The University of Washington's College of Engineering established the Department of Electrical Engineering in 1902 and located the program in Science Hall (later renamed Parrington Hall). (The Department of Electrical Engineering originally was joined with the Physics Department, until they separated in 1905.) In 1910, the department relocated to the former Machinery Pavilion of the Alaska-Yukon-Pacific Exposition (AYPE) and remained here until 1948, when this building, designed by Seattle architect Paul Thiry (1904-1993), opened.

John Paul Jones (1892-1982) served as the Supervising Architect for the University of Washington, collaborating with architect Thiry.

Building Notes

Paul Thiry, Sr., laid out the Electrical Engineering Building in a T-shape, the main trunk of the T housing a laboratory equipped with 14 testing stations using AC and DC current. These labs were insulated acoustically from classrooms on the upper two floors.
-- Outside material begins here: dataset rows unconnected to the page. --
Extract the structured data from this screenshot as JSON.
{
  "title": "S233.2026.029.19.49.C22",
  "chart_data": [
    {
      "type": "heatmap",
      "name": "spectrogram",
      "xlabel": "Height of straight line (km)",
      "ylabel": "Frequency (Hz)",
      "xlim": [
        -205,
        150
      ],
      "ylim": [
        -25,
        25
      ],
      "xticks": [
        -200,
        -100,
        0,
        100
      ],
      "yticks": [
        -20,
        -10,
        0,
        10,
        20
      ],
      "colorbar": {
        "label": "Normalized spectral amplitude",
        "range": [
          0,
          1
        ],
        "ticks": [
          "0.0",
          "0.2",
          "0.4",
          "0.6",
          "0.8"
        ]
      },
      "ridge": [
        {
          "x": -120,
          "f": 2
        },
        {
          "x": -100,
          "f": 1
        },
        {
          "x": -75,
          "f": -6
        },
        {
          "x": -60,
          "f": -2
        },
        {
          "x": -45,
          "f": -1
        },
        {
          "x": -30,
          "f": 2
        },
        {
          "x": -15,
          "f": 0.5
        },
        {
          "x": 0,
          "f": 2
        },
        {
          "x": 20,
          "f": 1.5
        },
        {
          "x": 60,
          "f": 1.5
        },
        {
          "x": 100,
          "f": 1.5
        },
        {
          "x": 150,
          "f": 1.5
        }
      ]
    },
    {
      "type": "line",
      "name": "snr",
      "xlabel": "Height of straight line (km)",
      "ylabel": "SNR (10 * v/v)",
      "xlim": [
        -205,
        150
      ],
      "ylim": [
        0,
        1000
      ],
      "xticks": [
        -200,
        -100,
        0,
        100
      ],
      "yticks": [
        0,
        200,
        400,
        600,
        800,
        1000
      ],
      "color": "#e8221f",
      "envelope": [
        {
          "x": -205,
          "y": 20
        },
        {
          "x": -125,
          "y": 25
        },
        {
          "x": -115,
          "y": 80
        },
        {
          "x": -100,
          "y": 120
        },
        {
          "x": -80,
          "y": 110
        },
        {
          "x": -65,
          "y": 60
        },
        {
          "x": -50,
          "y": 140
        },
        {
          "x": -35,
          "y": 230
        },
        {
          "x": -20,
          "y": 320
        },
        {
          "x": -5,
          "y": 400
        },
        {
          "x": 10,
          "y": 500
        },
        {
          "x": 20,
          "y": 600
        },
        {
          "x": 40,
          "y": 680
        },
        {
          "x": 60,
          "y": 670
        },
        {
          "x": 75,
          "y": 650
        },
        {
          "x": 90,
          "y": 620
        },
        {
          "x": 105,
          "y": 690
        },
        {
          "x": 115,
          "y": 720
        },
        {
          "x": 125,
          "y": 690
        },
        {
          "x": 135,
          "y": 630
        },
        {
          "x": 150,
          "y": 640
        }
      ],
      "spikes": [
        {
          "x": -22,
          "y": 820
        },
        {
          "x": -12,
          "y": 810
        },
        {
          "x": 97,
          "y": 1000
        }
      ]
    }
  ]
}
The cross of the T contained 5 other lab spaces as well as 2 shops. The building as originally built had three floors plus a penthouse containing a radar testing laboratory. A circular stair place at the center of the building allowed access to all floors including the penthouse. Both stair towers placed at either end of the T's cross, were glazed to allow students views toward Lake Washington on the East. All faculty offices, as well, were placed on the upper two floors of the cross's eastern side to maximize lake views. The exterior was clad in brick, its fenestration trimmed by contrasting Indiana limestone. Originally, this building's laboratories had easy-cleaning and fire-resistant tile walls, and the offices had plaster.

Images of the Electrical Engineering Building are included in Photo Collection #191, American Institute of Architects Photograph Collection, 1943-1976 held in the University of Washington Libraries, Department of Special Collections, Seattle, WA.

Alteration

Thiry's firm added a third and fourth story in 1968-1969.

Demolition

Thiry's original building was largely demolished c. 1996, and a new structure, built in two stages in 1998 and 2003, replaced it. The Boston-based firm Kallmann, McKinnell and Wood, Architects, in association with Seattle architects Mahlum and Norfors, Architects, Seattle, WA, designed the first phase.